Find the equivalent fraction for the repeating decimal $0.\overline{3}$.

Answer: We notice the repeating decimal $0.\overline{3}=0.333\dots$. so we can rewrite the repeating decimal as a sum of terms.

$0.\overline{3}=0.3+0.03+0.003+\dots$

Looking for a pattern, we rewrite the sum, noticing that we see the first term multiplied to 0.1 in the second term, and the second term multiplied to 0.1 in the third term.

\begin{align}0.\overline{3}&=0.3+0.3\cdot(0.1)+0.3\cdot(0.01)+0.3\cdot(0.001)+\dots \\ &=0.3+0.3\cdot(0.1)+0.3\cdot(0.1)^2+0.3\cdot(0.1)^3+\dots\end{align}

Notice the pattern; we multiply each consecutive term by a common ratio of 0.1 starting with the first term of 0.3. So, substituting into our formula for an infinite geometric sum, we have

$S=\dfrac{a_1}{1-r} =\dfrac{0.3}{1-0.1} =\dfrac{0.3}{0.9} =\dfrac{1}{3}$

Example: Solving an Annuity Problem

A deposit of $100 is placed into a college fund at the beginning of every month for 10 years.
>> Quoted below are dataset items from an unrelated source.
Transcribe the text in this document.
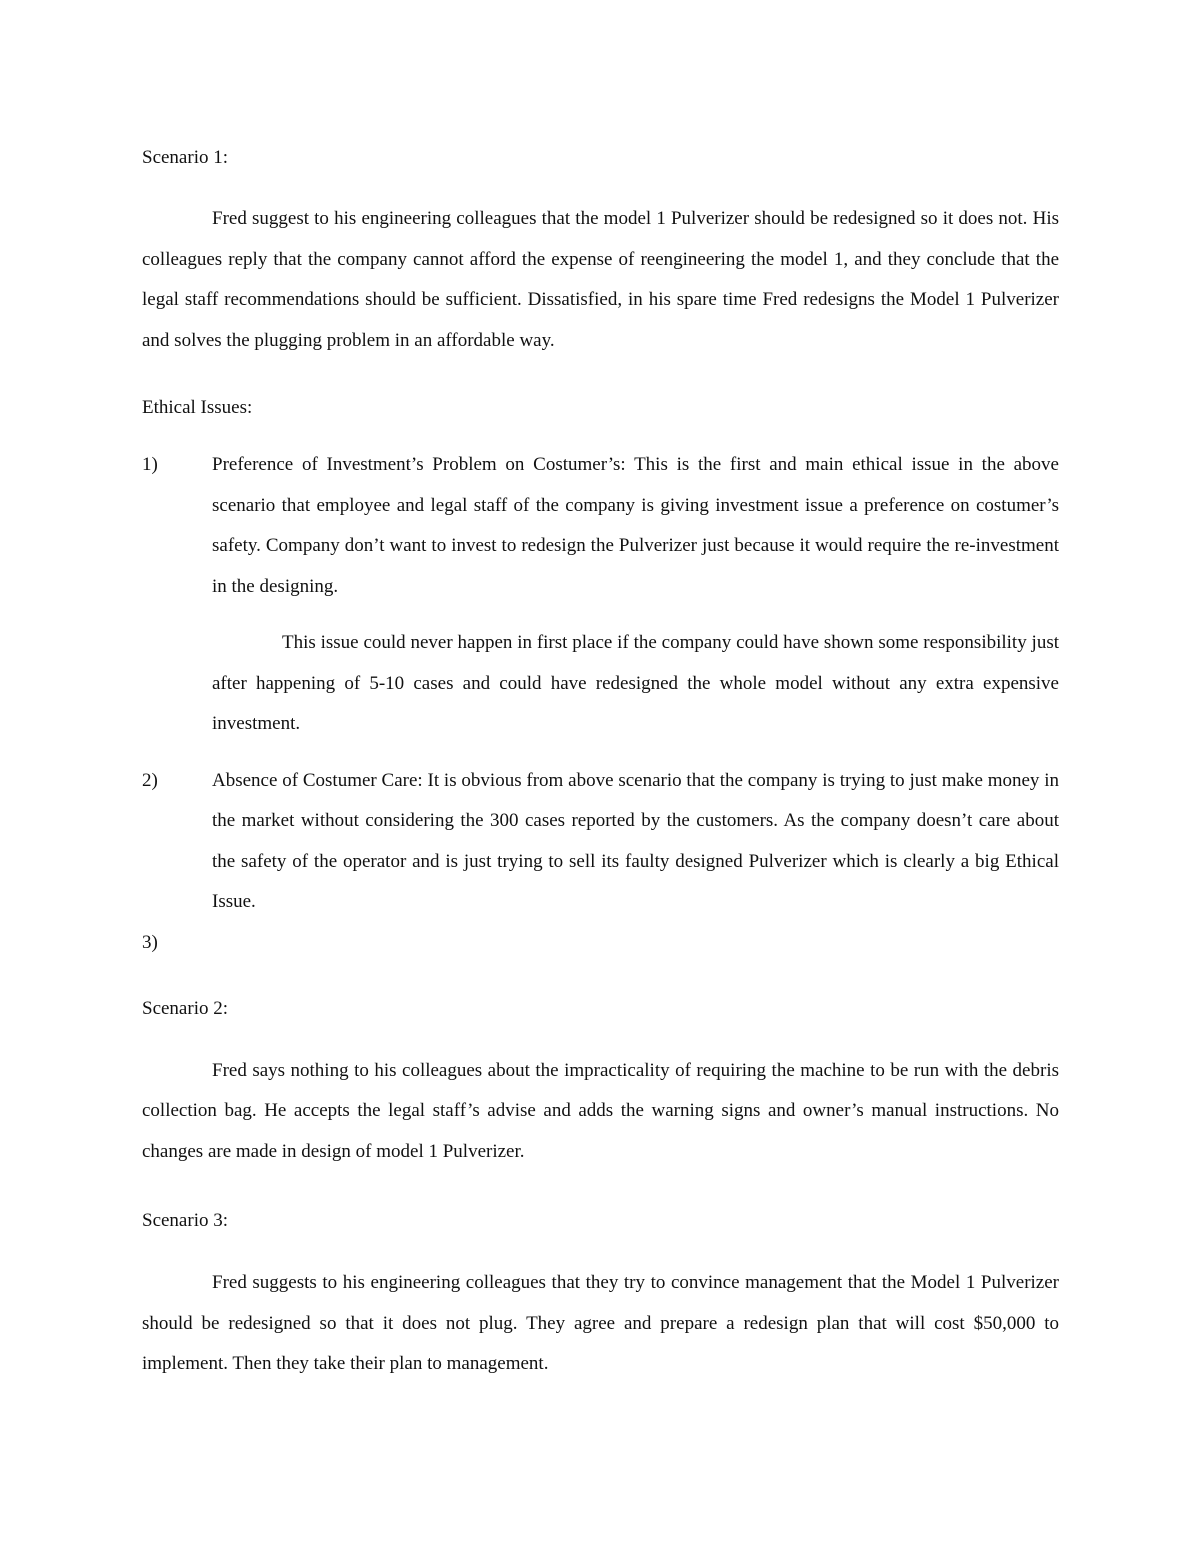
Scenario 1:

Fred suggest to his engineering colleagues that the model 1 Pulverizer should be redesigned so it does not. His colleagues reply that the company cannot afford the expense of reengineering the model 1, and they conclude that the legal staff recommendations should be sufficient. Dissatisfied, in his spare time Fred redesigns the Model 1 Pulverizer and solves the plugging problem in an affordable way.

Ethical Issues:

1)	Preference of Investment’s Problem on Costumer’s: This is the first and main ethical issue in the above scenario that employee and legal staff of the company is giving investment issue a preference on costumer’s safety. Company don’t want to invest to redesign the Pulverizer just because it would require the re-investment in the designing.

This issue could never happen in first place if the company could have shown some responsibility just after happening of 5-10 cases and could have redesigned the whole model without any extra expensive investment.

2)	Absence of Costumer Care: It is obvious from above scenario that the company is trying to just make money in the market without considering the 300 cases reported by the customers. As the company doesn’t care about the safety of the operator and is just trying to sell its faulty designed Pulverizer which is clearly a big Ethical Issue.

3)

Scenario 2:

Fred says nothing to his colleagues about the impracticality of requiring the machine to be run with the debris collection bag. He accepts the legal staff’s advise and adds the warning signs and owner’s manual instructions. No changes are made in design of model 1 Pulverizer.

Scenario 3:

Fred suggests to his engineering colleagues that they try to convince management that the Model 1 Pulverizer should be redesigned so that it does not plug. They agree and prepare a redesign plan that will cost $50,000 to implement. Then they take their plan to management.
The fund earns 9% annual interest, compounded monthly, and paid at the end of the month. How much is in the account right after the last deposit?

Answer: The value of the initial deposit is $100, so ${a}_{1}=100$. A total of 120 monthly deposits are made in the 10 years, so $n=120$. To find $r$, divide the annual interest rate by 12 to find the monthly interest rate and add 1 to represent the new monthly deposit.

$r=1+\dfrac{0.09}{12}=1.0075$

Substitute ${a}_{1}=100,r=1.0075,$ and $n=120$ into the formula for the sum of the first $n$ terms of a geometric series, and simplify to find the value of the annuity.

${S}_{120}=\dfrac{100\left(1-{1.0075}^{120}\right)}{1 - 1.0075}\approx 19\text{,}351.43$

So the account has $19,351.43 after the last deposit is made.